肥満患者への減量介入は健康関連QOL(HRQOL)にどのような影響を及ぼすであろうか。このテーマについて、米国・ペニントン・バイオメディカル研究センターのKara D. Denstel氏らの研究グループは、プライマリケアのクリニックの肥満患者803例を対象に減量介入を2年にわたり行った。その結果、減量はHRQOLの改善と関連していることがわかった。Obesity誌2026年5月号に掲載。
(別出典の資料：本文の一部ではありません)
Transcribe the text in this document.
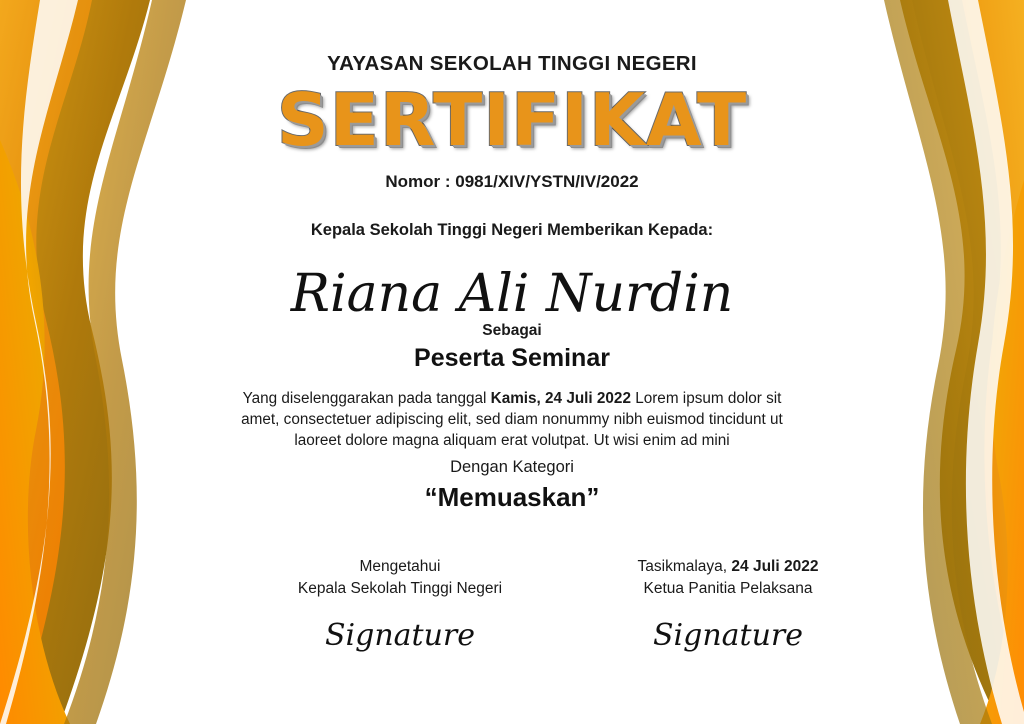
YAYASAN SEKOLAH TINGGI NEGERI
SERTIFIKAT
Nomor : 0981/XIV/YSTN/IV/2022
Kepala Sekolah Tinggi Negeri Memberikan Kepada:
Riana Ali Nurdin
Sebagai
Peserta Seminar
Yang diselenggarakan pada tanggal Kamis, 24 Juli 2022 Lorem ipsum dolor sit amet, consectetuer adipiscing elit, sed diam nonummy nibh euismod tincidunt ut laoreet dolore magna aliquam erat volutpat. Ut wisi enim ad mini
Dengan Kategori
“Memuaskan”
Mengetahui
Kepala Sekolah Tinggi Negeri
Signature
Tasikmalaya, 24 Juli 2022
Ketua Panitia Pelaksana
Signature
研究グループは、減量とHRQOLの変化との関連性と減量介入を受けた患者間における治療反応の違いを明らかにすることを目的に、18のプライマリケアのクリニックで、24ヵ月間の集中的なライフスタイル介入群または通常ケア群に無作為に割り付け検討した。一般的なHRQOLおよび体重関連のQOLを、ベースライン時および6、12、24ヵ月時点で評価し、関連性は反復測定線形多重レベルモデルを用いて分析した。
主な結果は以下のとおり。
・対象の肥満患者は803例だった。
・全般的HRQOLの変化は人種や性別による差はなく、体重関連QOLも性別による差はなかった。
・その一方で、黒人の患者では他の人種と比較し、体重関連QOLの改善度が低かった。
・ベースラインから24ヵ月までの体重減少量と体重関連QOLの改善度との間には、次の段階的な関連が認められた。初期体重の5%未満の減量群では7.4(95%信頼区間[CI]:5.1~9.7)、5%以上10%未満の減量群では15.0(95%CI:11.4~18.5)、10%以上の減量群では18.9(95%CI:15.4~22.4)だった。
・減量幅が大きいほど、ほとんどの一般的なHRQOL領域における改善度も高かった。
これらの結果から研究グループは、「減量はHRQOLの改善と関連し、体重関連QOLの変化には人種間の差異が認められた。このことは、減量に対する精密医療へのアプローチの必要性を示唆している」と結論付けている。